Brutal God Jahwe era una band Death Metal zurighese fondata nel 1999, che decise presto di aumentare la scorrevolezza del nome togliendone l'ultimo elemento. I Brutal God ebbero però ancora un po' di strada e qualche tragedia da affrontare prima di diventare quelli di oggi. Nel 2010 erano un quartetto ben funzionante ma di corta durata; improvvisamente, a settembre 2012, il cantante e chitarrista Patrick scomparve.
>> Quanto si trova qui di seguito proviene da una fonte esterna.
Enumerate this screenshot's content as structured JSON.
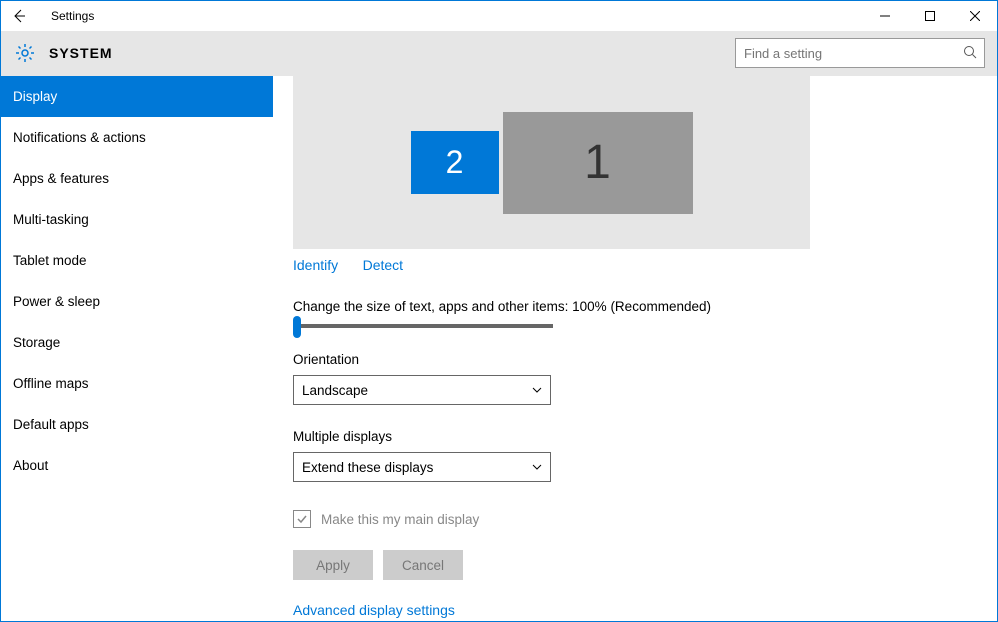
{
  "window": {
    "title": "Settings"
  },
  "header": {
    "title": "SYSTEM",
    "search_placeholder": "Find a setting"
  },
  "sidebar": {
    "items": [
      {
        "label": "Display",
        "active": true
      },
      {
        "label": "Notifications & actions"
      },
      {
        "label": "Apps & features"
      },
      {
        "label": "Multi-tasking"
      },
      {
        "label": "Tablet mode"
      },
      {
        "label": "Power & sleep"
      },
      {
        "label": "Storage"
      },
      {
        "label": "Offline maps"
      },
      {
        "label": "Default apps"
      },
      {
        "label": "About"
      }
    ]
  },
  "content": {
    "monitors": {
      "m2": "2",
      "m1": "1"
    },
    "identify": "Identify",
    "detect": "Detect",
    "scale_label": "Change the size of text, apps and other items: 100% (Recommended)",
    "orientation_label": "Orientation",
    "orientation_value": "Landscape",
    "multidisplay_label": "Multiple displays",
    "multidisplay_value": "Extend these displays",
    "maindisplay_label": "Make this my main display",
    "apply": "Apply",
    "cancel": "Cancel",
    "advanced": "Advanced display settings"
  }
}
Il bassista Dave così si è occupato delle parti al microfono per le registrazioni di "Let There Be God", prima opera come trio dedicata al fratello sottratto da un Dio brutale.

Una marcia funebre Death apre la via a un brioso pezzo intriso di accenni horror, già uditi in formazioni Rockabilly come i danesi Nekromantix, combinati ai primi Autopsy. La rude benedizione dei mostri floridiani sembra essere completata da una nota fiorita dii Pungent Stench, i Brutal God scelgono come loro la via dello svago musicale con cambiamenti di tempo repentini, dal celere al ballabile — ciò inteso in termini metallici — e inserti solitamente rari nel genere suonato: si pensi a quei tocchi horror citati prima o alle scale semplici ma di grande effetto della marziale "Riots Indeed". Questo divertissement ritmico è completato dalla voce asciutta di Dave e valorizzato da un interessante lavoro alla batteria, così come dalla buona produzione.

"Let There Be God" è il compagno ideale per trascorrere una ventina di minuti spensierati nel mondo del Death Metal artigianale di tradizione e con una sola pretesa: quella di divertirvi.